Mais que de longueurs ! A l’époque de Bismarck tout se faisait par courrier. Bismarck écrivait tous les jours à sa femme pour faire le bilan de ses journées et il y détaillait ses humeurs du moment. Ces lettres sont du pain bénit pour son biographe et, pour ceux qui idolâtrent Bismarck – ils sont aussi nombreux que ceux qui idolâtrent Napoléon – c’est une aubaine : ils sauront tout sur la vie privée et la psychologie du personnage. Personnellement je ne retiendrai que les traits principaux de son caractère et ça suffira à mon bonheur.
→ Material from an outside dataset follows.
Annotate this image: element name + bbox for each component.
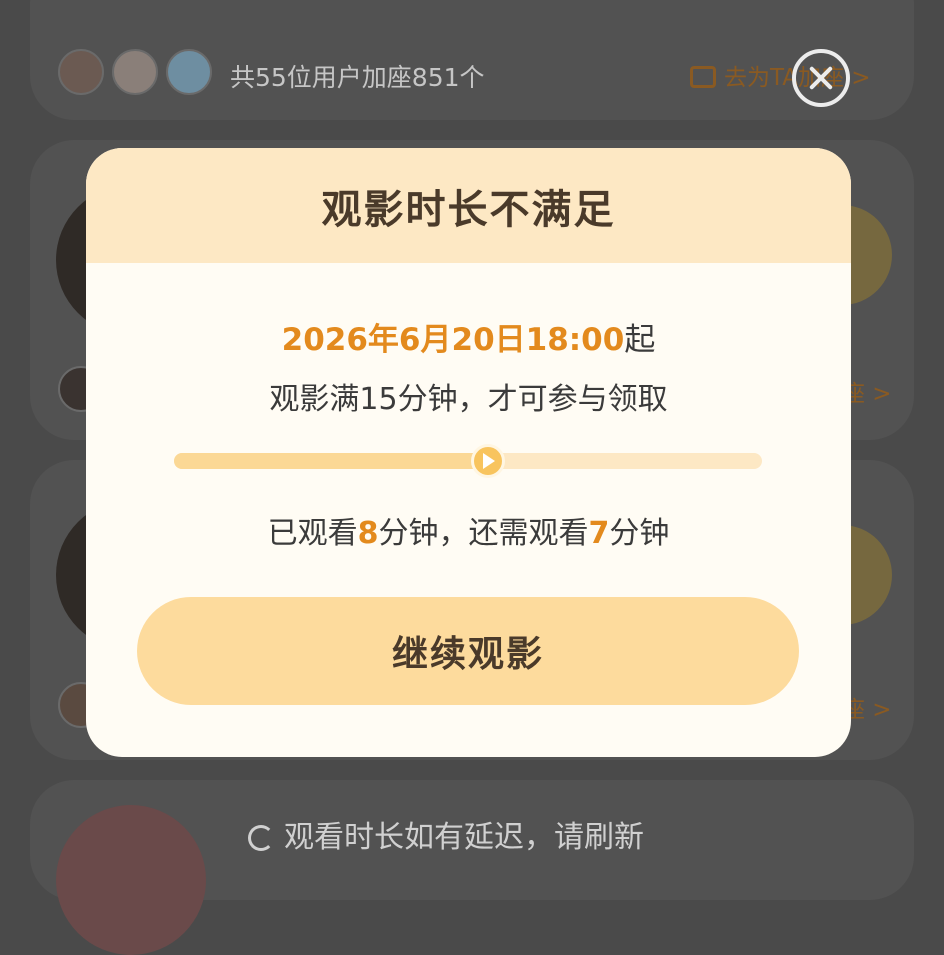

Cette biographie détaille absolument tout de la vie et des interventions de Bismarck dans son siècle ; mais pour ceux qui comme moi n’ont pas une connaissance approfondie de cette période, les explications données par l’auteur sont souvent trop fouillées pour être bien comprises et trop de personnages interviennent sans qu’on sache exactement leur rôle. Cette biographie s’adresse à un public averti.

Bismarck a participé à tous les événements de son temps, il a manœuvré tous les grands personnages de son époque et a orchestré tous les traités et les alliances entre l’Allemagne, la Russie, la France, l’Autriche-Hongrie, l’Italie et l’Angleterre. Les potentats de l’époque jouaient aux échecs en se servant de leurs peuples comme des pions et à ce jeu Bismarck était le maître. C’était un diplomate hors ligne, le plus grand de tous les temps d’après ses amis prussiens. Mais, à mon humble avis, il pouvait aussi se tromper ! Il était prêt, par exemple, à donner la Belgique à Napoléon III pour apaiser sa colère – ce dont les Français auraient beaucoup souffert tant le gouvernement des populations belges est difficile ! Et, par antipathie pour le Tsar de Russie, il l’a empêché de s’emparer de Constantinople sans réaliser, évidemment, les conséquences pour le monde d’aujourd’hui : Constantinople ne s’appellerait plus Istanbul et serait orthodoxe au lieu de musulmane ! Ce disciple de Machiavel n’était pas un prophète…

Personnellement, je voulais connaître le rôle de Bismarck au cours de cette période cruciale qui a débouché sur la guerre 14/18 et j’étais enthousiaste en commençant cette biographie parce que, à part le nom, j’ignorais tout du célébrissime personnage. Maintenant j’en sais un peu plus et j’ai fini par le prendre en sympathie. Contrairement à l’idée préconçue que j’en avais, Bismarck était un pacifiste et je l’estime pour avoir eu des convictions inébranlables auxquelles il est resté attaché jusqu’à la fin de sa vie. Mais j’ai quand même poussé un gros ouf quand j’ai tourné la dernière page.